Based on the rulings supra, there is no need to consider whether Cullen can be sued individually.
Relevant law quoted by the Plaintiffs is inaccurate. In Bell v. Mazza, 394 Mass. 176 (1985), the Court held that the allegations in the complaint that abutters opposing their neighbors’ construction of a tennis court were engaged in a joint venture for the purpose of interfering with the neighbors’ properly rights were sufficient to overcome a motion to dismiss.
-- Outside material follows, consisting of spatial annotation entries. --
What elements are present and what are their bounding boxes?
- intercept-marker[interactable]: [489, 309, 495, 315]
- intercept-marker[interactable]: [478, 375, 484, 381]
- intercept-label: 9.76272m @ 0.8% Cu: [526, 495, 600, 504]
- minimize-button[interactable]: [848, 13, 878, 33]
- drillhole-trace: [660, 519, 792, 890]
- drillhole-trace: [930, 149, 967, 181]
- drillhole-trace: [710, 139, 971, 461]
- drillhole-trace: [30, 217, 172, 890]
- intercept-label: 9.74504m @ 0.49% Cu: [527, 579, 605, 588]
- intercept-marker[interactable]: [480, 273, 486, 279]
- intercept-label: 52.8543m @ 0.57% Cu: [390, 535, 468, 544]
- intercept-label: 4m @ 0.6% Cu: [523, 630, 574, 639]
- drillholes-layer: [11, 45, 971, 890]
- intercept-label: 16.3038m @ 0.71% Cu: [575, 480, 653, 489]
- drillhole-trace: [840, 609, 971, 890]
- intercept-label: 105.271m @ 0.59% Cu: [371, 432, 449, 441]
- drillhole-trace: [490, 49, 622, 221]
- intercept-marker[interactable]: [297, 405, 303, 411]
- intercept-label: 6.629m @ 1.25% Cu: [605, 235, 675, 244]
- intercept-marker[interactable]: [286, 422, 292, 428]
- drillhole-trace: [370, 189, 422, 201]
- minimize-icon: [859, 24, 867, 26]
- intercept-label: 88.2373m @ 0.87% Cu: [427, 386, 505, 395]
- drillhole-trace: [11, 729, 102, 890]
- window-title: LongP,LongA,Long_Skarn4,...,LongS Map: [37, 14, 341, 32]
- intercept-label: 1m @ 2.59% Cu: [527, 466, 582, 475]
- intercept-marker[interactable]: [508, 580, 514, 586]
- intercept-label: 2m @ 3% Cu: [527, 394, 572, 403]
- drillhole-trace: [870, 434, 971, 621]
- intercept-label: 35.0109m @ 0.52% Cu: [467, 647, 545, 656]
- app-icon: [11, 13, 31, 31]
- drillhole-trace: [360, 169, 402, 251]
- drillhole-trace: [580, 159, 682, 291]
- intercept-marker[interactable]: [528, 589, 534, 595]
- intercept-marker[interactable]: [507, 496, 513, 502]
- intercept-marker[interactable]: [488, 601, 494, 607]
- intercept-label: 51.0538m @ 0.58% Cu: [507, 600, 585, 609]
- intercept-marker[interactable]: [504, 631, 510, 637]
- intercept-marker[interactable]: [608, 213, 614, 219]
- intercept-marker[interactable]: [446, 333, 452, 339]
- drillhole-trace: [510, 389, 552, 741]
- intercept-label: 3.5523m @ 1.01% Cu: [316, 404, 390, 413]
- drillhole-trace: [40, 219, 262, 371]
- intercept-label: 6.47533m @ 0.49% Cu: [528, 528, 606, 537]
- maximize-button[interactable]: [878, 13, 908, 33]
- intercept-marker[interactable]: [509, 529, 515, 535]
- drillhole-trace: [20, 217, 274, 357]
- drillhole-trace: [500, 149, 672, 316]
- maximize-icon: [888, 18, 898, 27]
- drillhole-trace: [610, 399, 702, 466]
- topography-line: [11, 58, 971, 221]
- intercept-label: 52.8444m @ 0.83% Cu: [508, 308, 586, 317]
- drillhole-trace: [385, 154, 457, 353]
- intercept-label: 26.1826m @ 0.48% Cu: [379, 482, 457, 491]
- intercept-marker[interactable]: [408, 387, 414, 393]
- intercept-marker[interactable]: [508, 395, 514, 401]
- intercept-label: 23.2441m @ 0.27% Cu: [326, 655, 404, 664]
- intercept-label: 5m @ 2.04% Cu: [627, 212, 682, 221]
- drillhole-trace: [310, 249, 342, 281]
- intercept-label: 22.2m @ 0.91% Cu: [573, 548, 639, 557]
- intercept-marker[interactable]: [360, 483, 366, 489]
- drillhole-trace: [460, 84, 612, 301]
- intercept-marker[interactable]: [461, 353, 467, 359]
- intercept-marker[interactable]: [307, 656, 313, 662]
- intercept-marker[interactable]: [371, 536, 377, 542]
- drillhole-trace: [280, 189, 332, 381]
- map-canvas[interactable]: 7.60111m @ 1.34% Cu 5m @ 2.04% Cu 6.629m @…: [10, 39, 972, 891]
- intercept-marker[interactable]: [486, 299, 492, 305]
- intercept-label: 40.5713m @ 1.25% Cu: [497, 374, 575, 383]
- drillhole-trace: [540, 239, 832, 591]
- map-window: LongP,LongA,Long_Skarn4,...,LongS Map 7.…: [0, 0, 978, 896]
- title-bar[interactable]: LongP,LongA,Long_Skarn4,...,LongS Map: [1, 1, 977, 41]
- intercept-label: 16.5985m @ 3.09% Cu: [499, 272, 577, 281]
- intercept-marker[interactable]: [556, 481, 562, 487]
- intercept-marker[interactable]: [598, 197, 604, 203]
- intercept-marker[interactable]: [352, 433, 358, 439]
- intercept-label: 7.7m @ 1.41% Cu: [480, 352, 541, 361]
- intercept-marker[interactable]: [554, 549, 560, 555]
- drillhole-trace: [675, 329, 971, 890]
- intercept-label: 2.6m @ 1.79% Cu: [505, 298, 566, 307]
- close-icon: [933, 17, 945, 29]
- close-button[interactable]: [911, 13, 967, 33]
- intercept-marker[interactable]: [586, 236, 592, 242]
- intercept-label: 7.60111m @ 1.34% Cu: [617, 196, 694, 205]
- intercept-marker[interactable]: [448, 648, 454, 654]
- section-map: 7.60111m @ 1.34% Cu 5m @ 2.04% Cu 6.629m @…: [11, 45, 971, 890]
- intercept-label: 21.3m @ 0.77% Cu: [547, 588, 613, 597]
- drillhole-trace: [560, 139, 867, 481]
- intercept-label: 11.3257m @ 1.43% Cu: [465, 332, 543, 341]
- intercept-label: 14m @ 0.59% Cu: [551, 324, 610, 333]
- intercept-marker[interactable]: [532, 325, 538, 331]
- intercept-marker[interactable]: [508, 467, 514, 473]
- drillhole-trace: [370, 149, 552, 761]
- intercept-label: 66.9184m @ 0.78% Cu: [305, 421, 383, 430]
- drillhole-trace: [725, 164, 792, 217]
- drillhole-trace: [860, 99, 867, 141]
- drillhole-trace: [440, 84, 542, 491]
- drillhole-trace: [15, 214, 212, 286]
The Plaintiffs erroneously cite the following: “Allegations which merely indicate that a party will petition for the redress of grievances, absent extraordinary circumstances, are not sufficient to state a claim under G.L.c. 12, § 111.” The sentence actually reads: “It is important to note, however, that allegations which merely indicate that a defendant petitioned for the redress of grievances, absent extraordinary circumstances, are not sufficient to state a claim under G.L.c. 12, §111.”